We’ve already seen Hollywood Video and the titan that was Blockbuster close their franchises down a decade ago, taking countless nights of nostalgia with them. And now Family Video has become a victim of circumstance and are closing the remaining 300 stores in the U.S.
Last fall, the chain did a round of cuts and closed half of their stores but the remaining stores are now following.
In a statement from president and owner of Family Video Keith Hoogland, told customers and employees that, “I have to make the difficult announcement that we are closing all Family Video locations. The impact of COVID-19, not only in foot traffic, but also in the lack of movie releases, pushed us to the end of an era.”
You can read the full statement below:
Family Video began in 1978 renting out Beta discs in Glenview, Illinois, and eventually grew to 800 stores nationwide. They began opening in more rural areas, suburbs, and smaller cities to cater to those residents and eventually made their way into bigger cities, as they grew to compete with Blockbuster, which was founded in 1985.
Even if you haven’t been to a video store recently, be it for streaming or covid or whatever other reason, odds are you remember visiting them at some point in your life and probably when you were a child where the movies in the kids’ section rented either free or incredibly cheap. I frequented the Family Video that was about four or five blocks from the house where I grew up. I watched the transition from VHS tapes to DVDs and later to blu-rays and from being able to rent an entire N64 gaming system to seeing Playstation and Xbox games available to rent. And, if you were of-age and so-inclined, there was the adult section tucked behind a wall in the back corner.
The first thought is that the chain is suffering greatly due to the ever growing catalogue of streaming services. That’s been an idea since the inception of Netflix that it would kill the video store and would damage the market for physical media purchases or rentals overal. While the ever growing list of streaming services did take a large cut into the video store, the final blows would come at the hand of closures of stores and movie studios from covid-19.
In fall of 2020, Family Video launched the promotional hashtag “#SaveTheVideoStore” complete with t-shirts and a backing from grassroots director Kevin Smith, known to feature video store scenes in his movies.
While the stores are going through their liquidation sales, the workers took the window paint markers that they would normally use to advertise sales or to do some festive art for the holidays and they wrote “#SaveTheVideoStore” on their windows instead. It may be too little too late for Family Video and all of their employees, but the sentiment is still there.
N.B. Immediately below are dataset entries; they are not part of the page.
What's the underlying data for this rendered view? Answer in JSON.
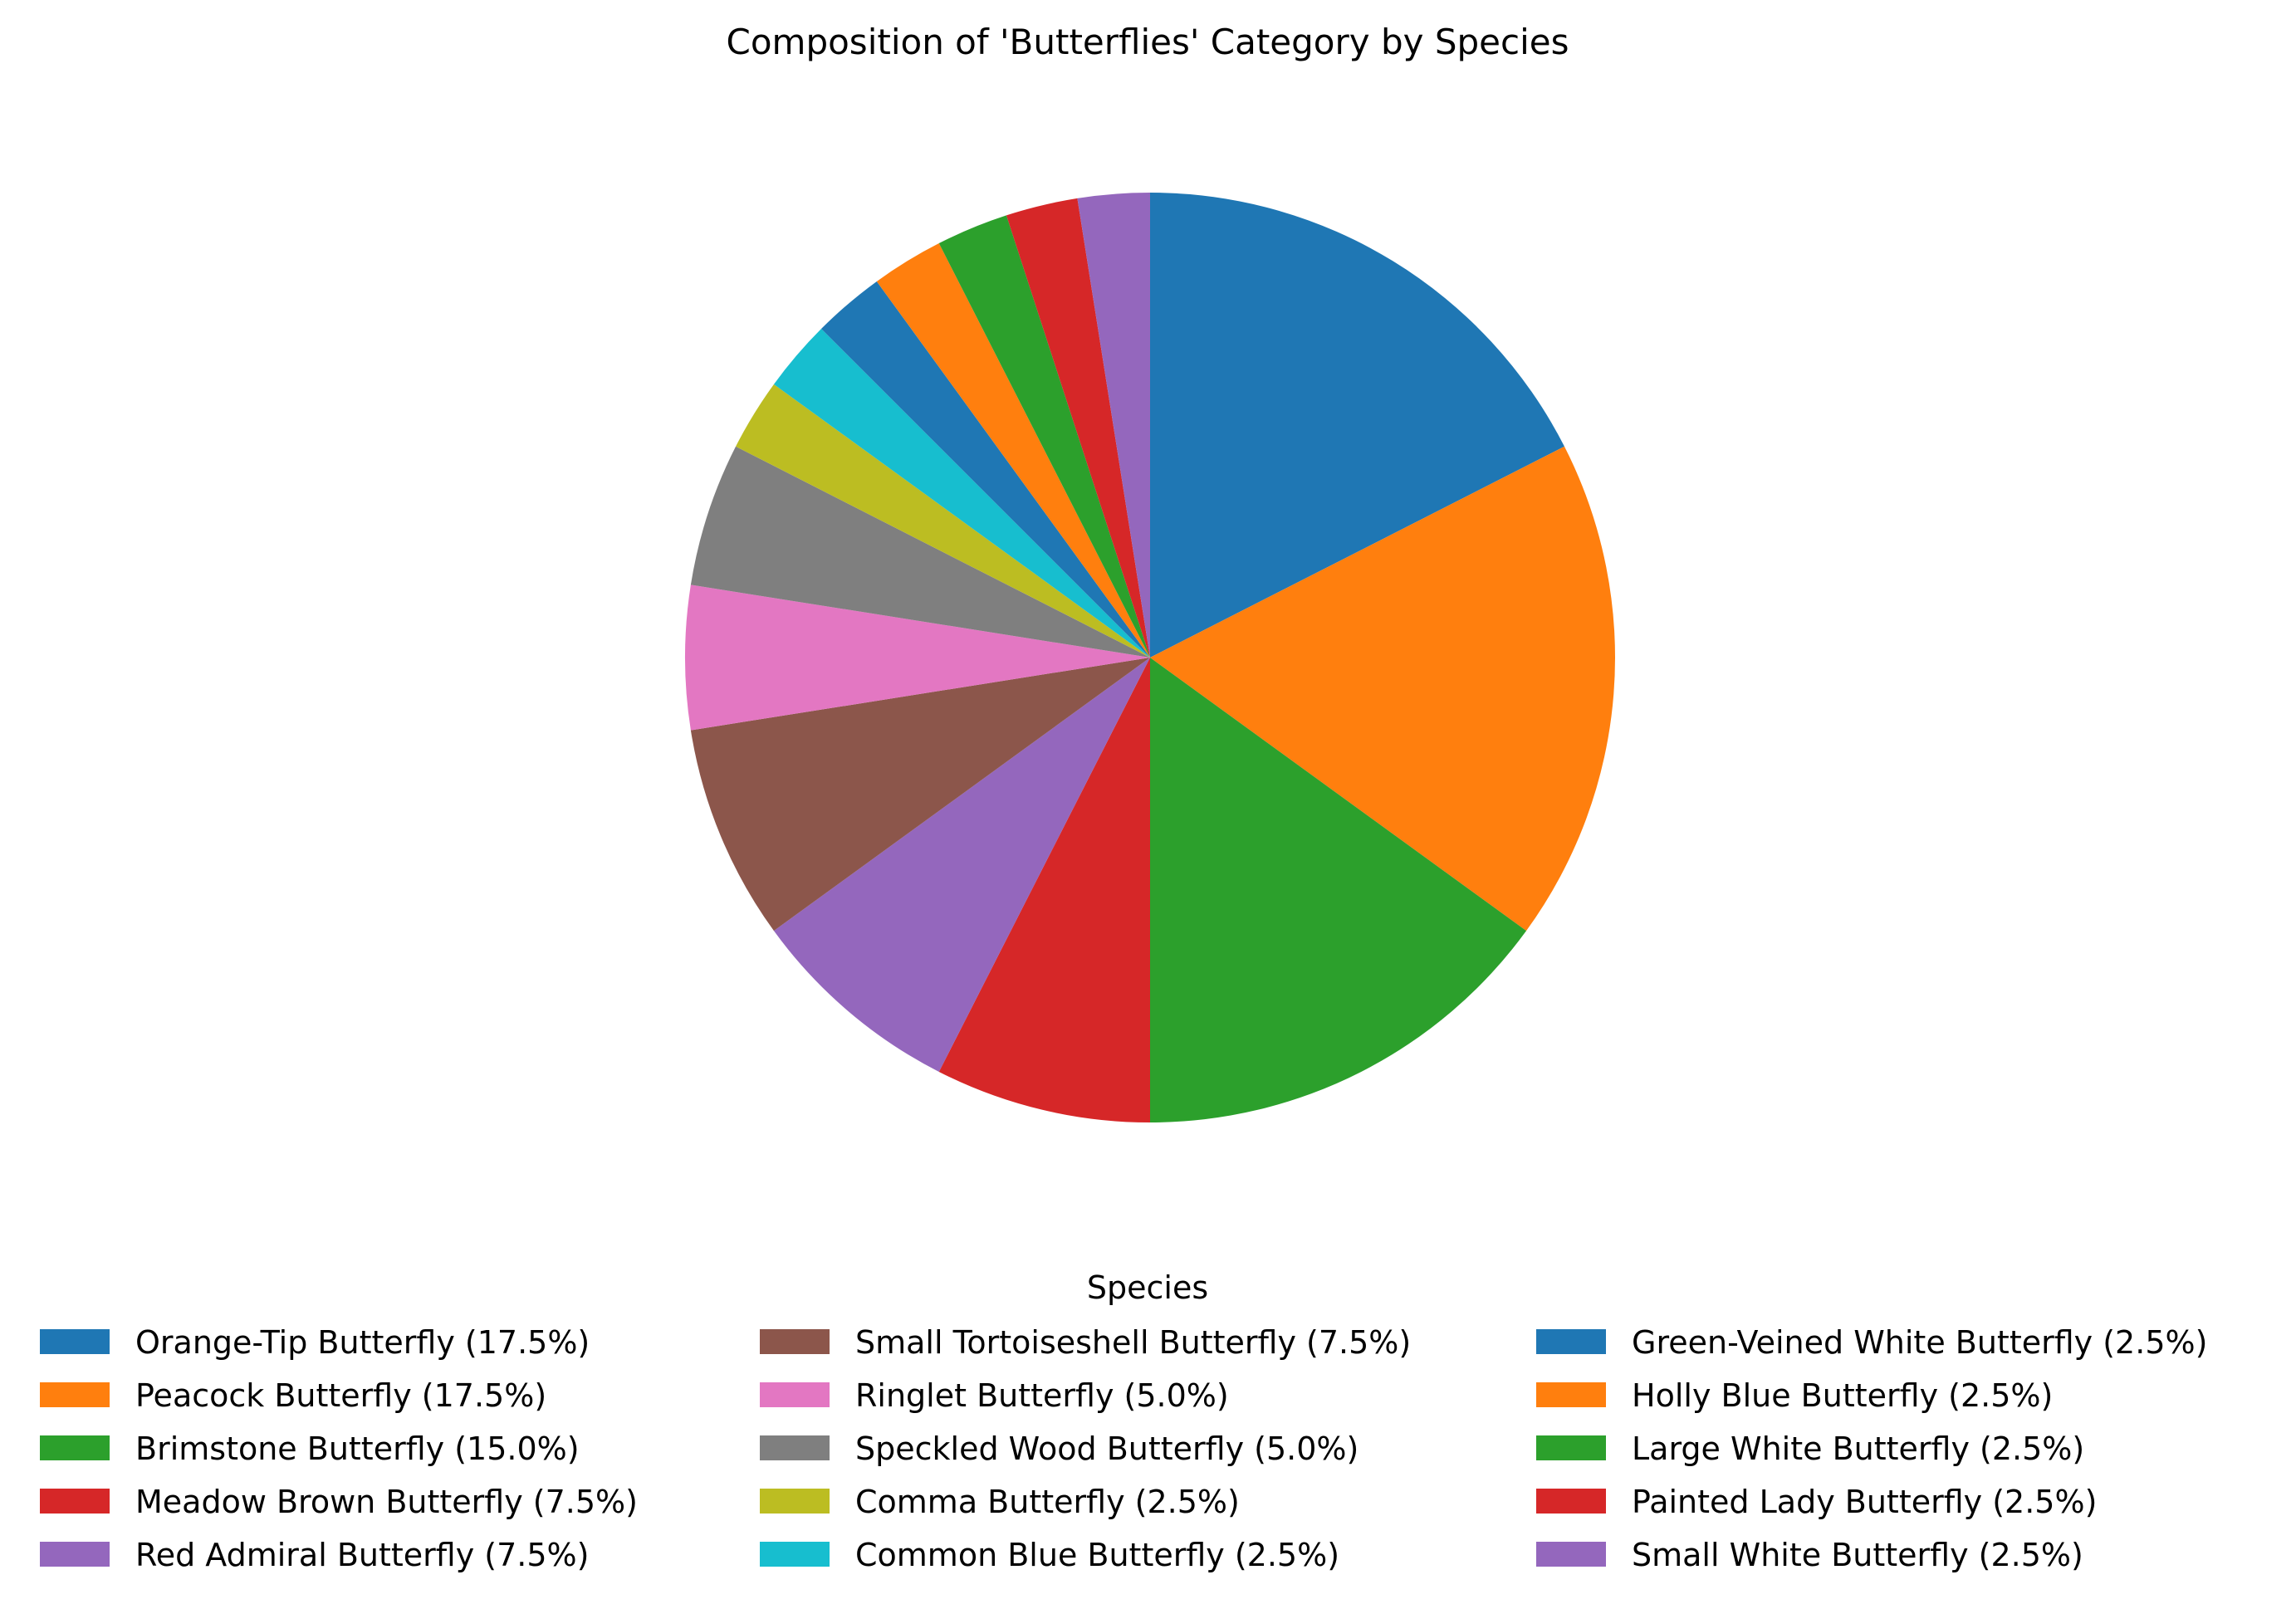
{
  "chart_data": {
    "type": "pie",
    "title": "Composition of 'Butterflies' Category by Species",
    "legend_title": "Species",
    "legend_position": "bottom",
    "start_angle_deg": 90,
    "direction": "clockwise",
    "slices": [
      {
        "label": "Orange-Tip Butterfly",
        "value": 17.5,
        "legend": "Orange-Tip Butterfly (17.5%)",
        "color": "#1f77b4"
      },
      {
        "label": "Peacock Butterfly",
        "value": 17.5,
        "legend": "Peacock Butterfly (17.5%)",
        "color": "#ff7f0e"
      },
      {
        "label": "Brimstone Butterfly",
        "value": 15.0,
        "legend": "Brimstone Butterfly (15.0%)",
        "color": "#2ca02c"
      },
      {
        "label": "Meadow Brown Butterfly",
        "value": 7.5,
        "legend": "Meadow Brown Butterfly (7.5%)",
        "color": "#d62728"
      },
      {
        "label": "Red Admiral Butterfly",
        "value": 7.5,
        "legend": "Red Admiral Butterfly (7.5%)",
        "color": "#9467bd"
      },
      {
        "label": "Small Tortoiseshell Butterfly",
        "value": 7.5,
        "legend": "Small Tortoiseshell Butterfly (7.5%)",
        "color": "#8c564b"
      },
      {
        "label": "Ringlet Butterfly",
        "value": 5.0,
        "legend": "Ringlet Butterfly (5.0%)",
        "color": "#e377c2"
      },
      {
        "label": "Speckled Wood Butterfly",
        "value": 5.0,
        "legend": "Speckled Wood Butterfly (5.0%)",
        "color": "#7f7f7f"
      },
      {
        "label": "Comma Butterfly",
        "value": 2.5,
        "legend": "Comma Butterfly (2.5%)",
        "color": "#bcbd22"
      },
      {
        "label": "Common Blue Butterfly",
        "value": 2.5,
        "legend": "Common Blue Butterfly (2.5%)",
        "color": "#17becf"
      },
      {
        "label": "Green-Veined White Butterfly",
        "value": 2.5,
        "legend": "Green-Veined White Butterfly (2.5%)",
        "color": "#1f77b4"
      },
      {
        "label": "Holly Blue Butterfly",
        "value": 2.5,
        "legend": "Holly Blue Butterfly (2.5%)",
        "color": "#ff7f0e"
      },
      {
        "label": "Large White Butterfly",
        "value": 2.5,
        "legend": "Large White Butterfly (2.5%)",
        "color": "#2ca02c"
      },
      {
        "label": "Painted Lady Butterfly",
        "value": 2.5,
        "legend": "Painted Lady Butterfly (2.5%)",
        "color": "#d62728"
      },
      {
        "label": "Small White Butterfly",
        "value": 2.5,
        "legend": "Small White Butterfly (2.5%)",
        "color": "#9467bd"
      }
    ]
  }
}
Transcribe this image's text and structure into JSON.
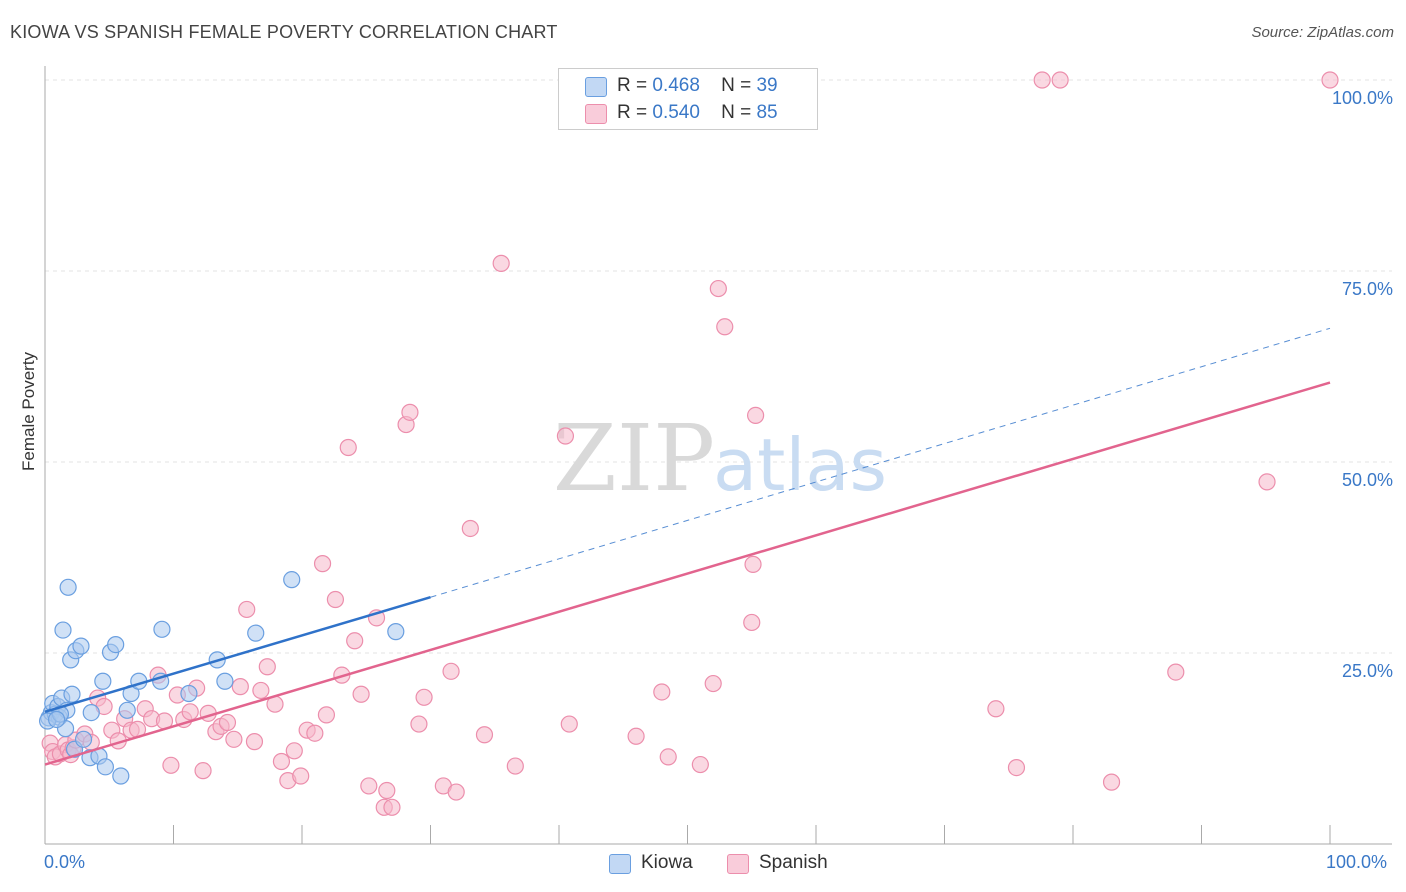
{
  "title": "KIOWA VS SPANISH FEMALE POVERTY CORRELATION CHART",
  "source": "Source: ZipAtlas.com",
  "watermark": {
    "zip": "ZIP",
    "atlas": "atlas"
  },
  "legend": {
    "kiowa": {
      "r_label": "R =",
      "r_value": "0.468",
      "n_label": "N =",
      "n_value": "39"
    },
    "spanish": {
      "r_label": "R =",
      "r_value": "0.540",
      "n_label": "N =",
      "n_value": "85"
    }
  },
  "bottom_legend": {
    "kiowa": "Kiowa",
    "spanish": "Spanish"
  },
  "colors": {
    "kiowa_fill": "#a9c8ee",
    "kiowa_stroke": "#6a9fe0",
    "kiowa_line": "#2f72c9",
    "spanish_fill": "#f6b8cb",
    "spanish_stroke": "#ec8eac",
    "spanish_line": "#e2648e",
    "tick_text": "#3a78c7"
  },
  "chart_data": {
    "type": "scatter",
    "title": "KIOWA VS SPANISH FEMALE POVERTY CORRELATION CHART",
    "xlabel": "",
    "ylabel": "Female Poverty",
    "xlim": [
      0,
      100
    ],
    "ylim": [
      0,
      100
    ],
    "x_tick_labels": [
      "0.0%",
      "100.0%"
    ],
    "y_ticks": [
      25,
      50,
      75,
      100
    ],
    "y_tick_labels": [
      "25.0%",
      "50.0%",
      "75.0%",
      "100.0%"
    ],
    "grid": true,
    "series": [
      {
        "name": "Kiowa",
        "r": 0.468,
        "n": 39,
        "points": [
          [
            0.3,
            16.5
          ],
          [
            0.5,
            17.2
          ],
          [
            0.6,
            18.4
          ],
          [
            0.8,
            17.0
          ],
          [
            1.0,
            18.0
          ],
          [
            1.1,
            16.6
          ],
          [
            1.3,
            19.1
          ],
          [
            1.4,
            28.0
          ],
          [
            1.6,
            15.1
          ],
          [
            1.7,
            17.5
          ],
          [
            1.8,
            33.6
          ],
          [
            2.0,
            24.1
          ],
          [
            2.1,
            19.6
          ],
          [
            2.3,
            12.4
          ],
          [
            2.4,
            25.3
          ],
          [
            2.8,
            25.9
          ],
          [
            3.0,
            13.7
          ],
          [
            3.5,
            11.3
          ],
          [
            3.6,
            17.2
          ],
          [
            4.2,
            11.5
          ],
          [
            4.5,
            21.3
          ],
          [
            4.7,
            10.1
          ],
          [
            5.1,
            25.1
          ],
          [
            5.5,
            26.1
          ],
          [
            5.9,
            8.9
          ],
          [
            6.4,
            17.5
          ],
          [
            6.7,
            19.7
          ],
          [
            7.3,
            21.3
          ],
          [
            9.1,
            28.1
          ],
          [
            9.0,
            21.3
          ],
          [
            11.2,
            19.7
          ],
          [
            13.4,
            24.1
          ],
          [
            14.0,
            21.3
          ],
          [
            16.4,
            27.6
          ],
          [
            19.2,
            34.6
          ],
          [
            27.3,
            27.8
          ],
          [
            0.2,
            16.1
          ],
          [
            1.2,
            17.0
          ],
          [
            0.9,
            16.3
          ]
        ],
        "trend": {
          "x0": 0,
          "y0": 17.3,
          "x1": 30,
          "y1": 32.3,
          "x_dash_end": 100,
          "y_dash_end": 67.5
        }
      },
      {
        "name": "Spanish",
        "r": 0.54,
        "n": 85,
        "points": [
          [
            0.4,
            13.2
          ],
          [
            0.6,
            12.1
          ],
          [
            0.8,
            11.4
          ],
          [
            1.2,
            11.8
          ],
          [
            1.6,
            13.0
          ],
          [
            1.8,
            12.3
          ],
          [
            2.0,
            11.7
          ],
          [
            2.2,
            12.6
          ],
          [
            2.4,
            13.6
          ],
          [
            3.1,
            14.4
          ],
          [
            3.6,
            13.3
          ],
          [
            4.1,
            19.1
          ],
          [
            4.6,
            18.0
          ],
          [
            5.2,
            14.9
          ],
          [
            5.7,
            13.5
          ],
          [
            6.2,
            16.4
          ],
          [
            6.7,
            14.9
          ],
          [
            7.2,
            15.0
          ],
          [
            7.8,
            17.7
          ],
          [
            8.3,
            16.4
          ],
          [
            8.8,
            22.1
          ],
          [
            9.3,
            16.1
          ],
          [
            9.8,
            10.3
          ],
          [
            10.3,
            19.5
          ],
          [
            10.8,
            16.3
          ],
          [
            11.3,
            17.3
          ],
          [
            11.8,
            20.4
          ],
          [
            12.3,
            9.6
          ],
          [
            12.7,
            17.1
          ],
          [
            13.3,
            14.7
          ],
          [
            13.7,
            15.4
          ],
          [
            14.2,
            15.9
          ],
          [
            14.7,
            13.7
          ],
          [
            15.2,
            20.6
          ],
          [
            15.7,
            30.7
          ],
          [
            16.3,
            13.4
          ],
          [
            16.8,
            20.1
          ],
          [
            17.3,
            23.2
          ],
          [
            17.9,
            18.3
          ],
          [
            18.4,
            10.8
          ],
          [
            18.9,
            8.3
          ],
          [
            19.4,
            12.2
          ],
          [
            19.9,
            8.9
          ],
          [
            20.4,
            14.9
          ],
          [
            21.0,
            14.5
          ],
          [
            21.6,
            36.7
          ],
          [
            21.9,
            16.9
          ],
          [
            22.6,
            32.0
          ],
          [
            23.1,
            22.1
          ],
          [
            23.6,
            51.9
          ],
          [
            24.1,
            26.6
          ],
          [
            24.6,
            19.6
          ],
          [
            25.2,
            7.6
          ],
          [
            25.8,
            29.6
          ],
          [
            26.4,
            4.8
          ],
          [
            26.6,
            7.0
          ],
          [
            27.0,
            4.8
          ],
          [
            28.1,
            54.9
          ],
          [
            28.4,
            56.5
          ],
          [
            29.1,
            15.7
          ],
          [
            29.5,
            19.2
          ],
          [
            31.0,
            7.6
          ],
          [
            31.6,
            22.6
          ],
          [
            32.0,
            6.8
          ],
          [
            33.1,
            41.3
          ],
          [
            34.2,
            14.3
          ],
          [
            35.5,
            76.0
          ],
          [
            36.6,
            10.2
          ],
          [
            40.5,
            53.4
          ],
          [
            40.8,
            15.7
          ],
          [
            46.0,
            14.1
          ],
          [
            48.0,
            19.9
          ],
          [
            48.5,
            11.4
          ],
          [
            51.0,
            10.4
          ],
          [
            52.0,
            21.0
          ],
          [
            52.4,
            72.7
          ],
          [
            52.9,
            67.7
          ],
          [
            55.3,
            56.1
          ],
          [
            55.1,
            36.6
          ],
          [
            55.0,
            29.0
          ],
          [
            74.0,
            17.7
          ],
          [
            75.6,
            10.0
          ],
          [
            77.6,
            100.0
          ],
          [
            79.0,
            100.0
          ],
          [
            83.0,
            8.1
          ]
        ],
        "extra_points": [
          [
            95.1,
            47.4
          ],
          [
            100.0,
            100.0
          ],
          [
            88.0,
            22.5
          ]
        ],
        "trend": {
          "x0": 0,
          "y0": 10.4,
          "x1": 100,
          "y1": 60.4
        }
      }
    ]
  }
}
I had a friend send me a newslink about the Family Video stores closing all of their doors. I hated to say I wasn’t surprised but that doesn’t mean I wasn’t bummed about it. I did make the rounds to the three remaining stores closest to me, even driving out a half hour to get to one to take bittersweet advantage of the movie sales. Not like I could go rent one I’d want to see anymore that hadn’t hit one of the twenty-or-so streaming services available. I made that venture on a Wednesday afternoon and heard multiple employees talking about how they had just found out about the closures that previous Monday- two days prior. I sympathized with them because I recalled learning that the movie theater that I worked for was filing for bankruptcy one night while I was casually scrolling through Facebook and saw a story about it posted by the local news network.
In an interview with the Chicago Tribune, Hoogland recalled his father speaking about their business, “I don’t know how long video is going to last,” and while it may have been limping along in recent years, the state of the pandemic was the final blow.